A consortium led by Royal Bank of Scotland has launched a 71.1 billion euro ($95.9 billion) bid for Dutch group ABN Amro, trumping Britain's Barclays in a battle for the world's biggest bank take-over.
In a long-awaited move, RBS and its partners Fortis and Santander said on Tuesday they had raised the cash element of their offer from an original proposal but the bid was conditional on being able to unpick ABN's sale of its US arm, LaSalle Bank. The offer was pitched at 38.40 euros per ABN share - 30.40 euros in cash plus 0.844 new shares in RBS.
The Barclays offer of 3.225 of its shares for every ABN share was worth around 64.4 billion euros on Tuesday, or just under 35 euros a share. "This (RBS) deal offers better value for ABN shareholders, and we anticipate the consortium winning control," said Alex Potter, an analyst at Collins Stewart in London.
But ABN's shares dipped 0.8 percent to 35.81 euros, as the RBS offer was similar to that indicated a month ago and as the consortium failed to resolve the dispute over LaSalle Bank. The consortium said it would prefer to agree a take-over with ABN's management but indicated it would go direct to shareholders if necessary. It said it expected its offer to be put alongside the Barclays offer in any take-over vote put to ABN's investors.
"All of the bids should go before shareholders, and they should allow shareholders to decide in an environment of having as level a playing field as can be," said Fred Goodwin, RBS's chief executive. ABN's shareholders had signalled support for the consortium's proposal at a vote last month, he said.
The RBS consortium said its offer would be pulled if it is unable to buy LaSalle, which ABN agreed in March to sell to Bank of America for $21 billion at the same time as it agreed to be taken over by Barclays.
A Dutch commercial court has blocked the LaSalle sale, however, saying ABN shareholders should vote on it. A Dutch Supreme Court is likely to rule on the deal by mid-July. Goodwin said the banks had held "amicable and professional" discussions with Bank of America regarding LaSalle but they failed to reach an agreement.
"There was a gap between the parties that didn't get bridged," Goodwin said. He declined to comment on speculation RBS may consider splitting LaSalle with Bank of America to reach a compromise, but said talks could restart. "We're in the market to solve them (outstanding issues) if they can be solved," he said.
A cash payment of up to 1.9 billion euros - or one euro of the offer price - would be deferred from the offer to pay for any costs related to settling the LaSalle dispute. Lawyers had indicated any costs relating to the issue should not exceed that, Goodwin said.
The consortium said it could achieve annual cost savings of 4.2 billion euros and profit enhancements from revenue benefits of 1.2 billion euros from the deal by the end of 2010. There would be fewer job cuts than the 23,600 redundancies estimated under the Barclays deal, the consortium said. The offer is targeted for completion in the fourth quarter.

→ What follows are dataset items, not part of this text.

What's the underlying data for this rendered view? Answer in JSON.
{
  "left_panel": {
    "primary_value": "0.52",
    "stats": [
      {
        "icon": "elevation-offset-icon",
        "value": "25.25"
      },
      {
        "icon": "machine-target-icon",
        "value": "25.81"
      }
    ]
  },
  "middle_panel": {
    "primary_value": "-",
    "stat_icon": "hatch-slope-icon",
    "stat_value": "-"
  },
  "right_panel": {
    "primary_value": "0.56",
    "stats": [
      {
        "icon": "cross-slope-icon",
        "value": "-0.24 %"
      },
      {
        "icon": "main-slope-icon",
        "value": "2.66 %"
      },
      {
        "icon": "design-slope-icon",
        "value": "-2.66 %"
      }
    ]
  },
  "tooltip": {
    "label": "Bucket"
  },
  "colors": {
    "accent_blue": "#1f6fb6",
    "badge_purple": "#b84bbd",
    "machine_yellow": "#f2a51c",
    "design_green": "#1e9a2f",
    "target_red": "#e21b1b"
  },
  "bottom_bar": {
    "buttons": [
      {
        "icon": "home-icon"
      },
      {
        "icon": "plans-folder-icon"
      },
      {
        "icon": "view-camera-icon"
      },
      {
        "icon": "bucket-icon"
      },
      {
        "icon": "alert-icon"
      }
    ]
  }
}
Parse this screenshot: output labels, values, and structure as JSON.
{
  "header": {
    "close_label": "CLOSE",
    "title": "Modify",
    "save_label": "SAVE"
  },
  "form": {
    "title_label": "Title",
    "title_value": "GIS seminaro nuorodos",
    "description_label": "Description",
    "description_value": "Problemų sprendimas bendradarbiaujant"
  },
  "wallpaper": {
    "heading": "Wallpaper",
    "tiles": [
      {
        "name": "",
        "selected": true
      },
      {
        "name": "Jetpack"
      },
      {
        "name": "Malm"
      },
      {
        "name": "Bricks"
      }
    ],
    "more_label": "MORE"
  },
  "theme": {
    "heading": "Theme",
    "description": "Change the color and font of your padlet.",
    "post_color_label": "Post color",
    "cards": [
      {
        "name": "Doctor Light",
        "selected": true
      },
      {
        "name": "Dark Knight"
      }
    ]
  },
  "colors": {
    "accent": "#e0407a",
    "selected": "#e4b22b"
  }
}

It is not subject to any financing condition, with fundraising plans fully underwritten by adviser Merrill Lynch and sub-underwritten, the banks said. "It's been a long running saga to question the financing, but there's even more cash in the deal now than before, so financing has not been an issue," Goodwin said. He said the consortium's offer was "comprehensively" better than the Barclays offer and ABN's businesses fit neatly with the acquiring banks.
Under the offer RBS would get ABN's investment banking, US and Asian businesses. Santander would get Italian bank Antonveneta and ABN's Brazilian business, while Fortis wants to take over ABN's domestic operation to create the biggest retail bank in the Benelux region and also gets to expand its wealth and asset management business.
Barclays is aiming to create the world's fifth biggest bank through its take-over and sees ABN's fast growing Brazil and Asian markets as accelerating its own growth. Barclays Chief Executive John Varley said in a letter to his staff that the rival offer contained "nothing surprising". ABN said it was looking at the offer.
RBS shares fell 0.8 percent and Barclays rose 1.9 percent, reflecting greater expectation the consortium will win, dealers said. Santander added 1.3 percent and Fortis dipped 0.3 percent. RBS's share of the offer price would be 27.2 billion euros, or 38 percent. Fortis would pay 24 billion euros, and Santander's share would be 19.9 billion.
Fortis intends to raise 15 billion euros through a rights issue - which would be the biggest ever - with Santander planning a rights issue of 9.5 billion to 10 billion euros. RBS plans to issue shares worth about 15 billion euros to ABN shareholders. The three banks intend to pay for the rest of the deal mainly via debt, existing resources and some asset sales.